L'Iran a commencé à déployer des avions équipés de caméras en Irak pendant sa guerre de 1980-1988 avec l'Irak. Les plus récents, le Mohajer-6 et le Shahed-129 sont les armes de choix pour Téhéran dans le nord de l'Irak, a déclaré Adam Rawnsley, qui traque les drones iraniens pour l'Institut de recherche sur la politique étrangère. « La façon dont l'Iran utilise les drones contre des cibles kurdes en Irak est totalement différente de la façon dont les drones sont utilisés ailleurs, c'est beaucoup plus sophistiqué », a-t-il déclaré.  

Le chef de la division des drones de Téhéran, le colonel Akbar Karimloo, a déclaré aux médias locaux ce printemps que l'Iran utilise ces avions à la fois pour la surveillance et l'attaque, et pour l'observation avancée de l'artillerie et des lanceurs de missiles. Au début de ce mois, l'Iran a déclaré qu'il prendrait des mesures coordonnées avec la Turquie pour contrer les activités des rebelles kurdes le long de ses frontières, mais n'a pas mentionné le déploiement de drones.
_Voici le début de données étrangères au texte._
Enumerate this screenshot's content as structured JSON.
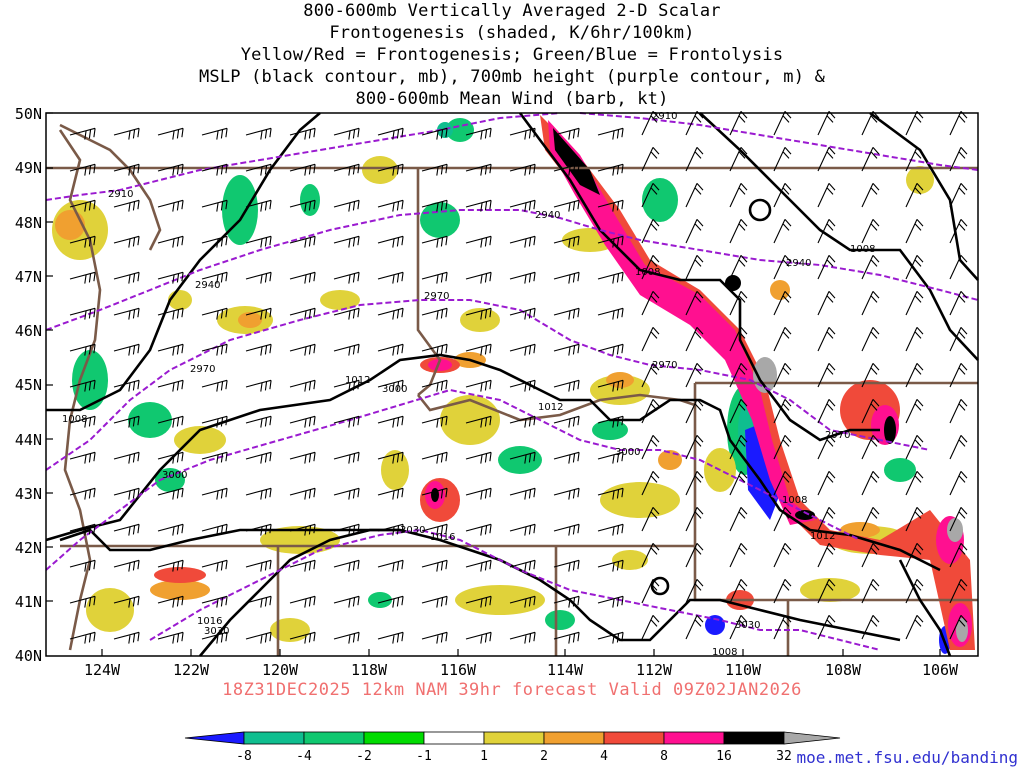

Bagdad et les autorités kurdes ont donné peu d'explications sur l'expansion des campagnes de drones. Les responsables irakiens ont indiqué en privé dans des déclarations à l'AFP qu'ils n'ont aucune influence sur la Turquie ou l'Iran.

Après l'attaque d'un drone turc qui a tué deux hauts fonctionnaires irakiens dans le nord en août, Bagdad a exprimé son indignation mais n'a pas fait pression sur Ankara. « Le problème général de l'Irak est que les grandes puissances ont tendance à l'utiliser comme un stand de tir », a déclaré Rawnsley à l'AFP. Wim Zwijnenburg, qui travaille sur le désarmement pour l'organisation de paix néerlandaise PAX, a expliqué qu'il est difficile pour Bagdad d'exiger un retrait des machines sur son territoire. « Ce sont des zones peu peuplées et il y a peu d'informations sur les gens ou les journalistes sur le terrain », a-t-il déclaré. Ni les activistes ni les fonctionnaires n'ont pu fournir un nombre précis de morts dues aux attaques de drones dans le nord de l'Irak. « Cela augmente l'opacité des campagnes de drones », a déclaré Zwijnenburg à l'AFP.